Como palco disso tudo, Brasília havia se colocado como a aposta do futuro, da capital da esperança, trazendo anseios pela superação de atrasos seculares, mas que trouxe uma enxurrada de contradições, sociais, urbanas e, mais recentemente, políticas, já que era o centro do poder ditatorial instaurado no Brasil a partir de 1964. Ironicamente, o que se percebe, porém, é que mesmo com o enfraquecimento político das esquerdas, a repressão não atingiu tão fortemente a produção cultural, pelo menos até 1968, quando o regime é endurecido ainda mais, constatado por Schwarz (1978) que há “relativa hegemonia cultural por parte da esquerda no país”.

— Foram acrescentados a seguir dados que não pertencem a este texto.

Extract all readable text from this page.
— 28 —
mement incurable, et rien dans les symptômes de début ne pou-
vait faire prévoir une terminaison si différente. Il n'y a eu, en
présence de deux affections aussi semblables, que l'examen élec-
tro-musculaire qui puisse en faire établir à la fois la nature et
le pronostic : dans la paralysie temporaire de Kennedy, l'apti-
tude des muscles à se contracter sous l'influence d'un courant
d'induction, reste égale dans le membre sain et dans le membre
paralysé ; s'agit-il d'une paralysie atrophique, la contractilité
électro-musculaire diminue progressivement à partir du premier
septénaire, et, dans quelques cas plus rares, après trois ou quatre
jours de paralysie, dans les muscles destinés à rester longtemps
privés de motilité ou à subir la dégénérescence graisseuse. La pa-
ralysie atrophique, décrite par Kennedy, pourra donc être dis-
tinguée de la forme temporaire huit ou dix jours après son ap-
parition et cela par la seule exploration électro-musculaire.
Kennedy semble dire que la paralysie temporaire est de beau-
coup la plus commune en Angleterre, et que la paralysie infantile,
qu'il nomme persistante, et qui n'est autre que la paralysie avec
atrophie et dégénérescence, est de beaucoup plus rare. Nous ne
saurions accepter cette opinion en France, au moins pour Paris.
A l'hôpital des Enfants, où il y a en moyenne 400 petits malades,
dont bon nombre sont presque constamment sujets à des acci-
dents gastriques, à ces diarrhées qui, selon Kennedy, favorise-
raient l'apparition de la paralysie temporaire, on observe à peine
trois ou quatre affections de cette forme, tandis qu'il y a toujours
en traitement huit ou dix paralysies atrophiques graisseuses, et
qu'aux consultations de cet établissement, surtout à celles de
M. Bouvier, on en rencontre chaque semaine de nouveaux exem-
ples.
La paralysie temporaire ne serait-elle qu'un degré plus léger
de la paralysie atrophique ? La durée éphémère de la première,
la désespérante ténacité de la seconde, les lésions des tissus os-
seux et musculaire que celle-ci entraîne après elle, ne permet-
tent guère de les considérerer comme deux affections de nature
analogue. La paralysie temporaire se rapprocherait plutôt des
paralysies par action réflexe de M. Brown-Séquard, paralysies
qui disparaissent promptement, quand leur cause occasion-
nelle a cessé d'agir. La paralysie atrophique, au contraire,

Essa cultura, porém, era produzida e consumida por uma mesma parcela da população, confinando-a dentro de um mesmo estrato social, à estudantes e uma elite burguesa, deixando as massas de fora.

Schwarz denuncia a falta de contato com a realidade no Brasil e no mundo por parte da burguesia, do fortalecimento da figura da família, da religião, do obscurantismo e da repressão por parte do Estado, o que torna seu texto atemporal ao observarmos que o Brasil já era tomado pela figura de uma elite retrógrada composta por proprietários rurais aliados ao setor de importações e exportações.

Schwarz critica ainda a atuação dos arquitetos do período desenvolvimentista, dizendo que, além de deixar a questão da habitação de lado, “iriam torturar o espaço, sobrecarregar de intenções e experimentos as casinhas que os amigos recém-casadas, com algum dinheiro, às vezes lhes encomendaram”:

O processo cultural, que vinha extravasando as fronteiras de classe e o critério mercantil, foi represado em 64. As soluções formais, frustrado o contato com os explorados, para o qual se orientavam, foram usadas em situação e para um público a que não se destinavam, mudando de sentido. De revolucionárias passaram a símbolo vendável da revolução (SCHWARZ, 1978, p. 79)

No mesmo período, frutos desse desenvolvimentismo exacerbado da época, começam a ocorrer mudanças drásticas em diversas dimensões, a começar no interior do país, com a construção da Transamazônica e da Usina de Itaipu, rasgando as paisagens naturais a norte e a sul do Brasil; na arquitetura, que se expressava de maneira silenciosa a partir de uma dureza e um rigor austero, materializados em elementos estruturais mais evidentes, de modo a acentuar tensões; e por fim no urbanismo, em um momento em que o coração da cidade vai se tornando o anti-coração: o centro cívico torna-se um centro administrativo, marcado pela soberania do carro e por edifícios ensimesmados, que além de não conversarem com seu entorno, afirmam um distanciamento em relação à cidade, evidenciando uma cisão entre a arquitetura e o urbanismo, ideia completamente absurda dentro da perspectiva do movimento moderno.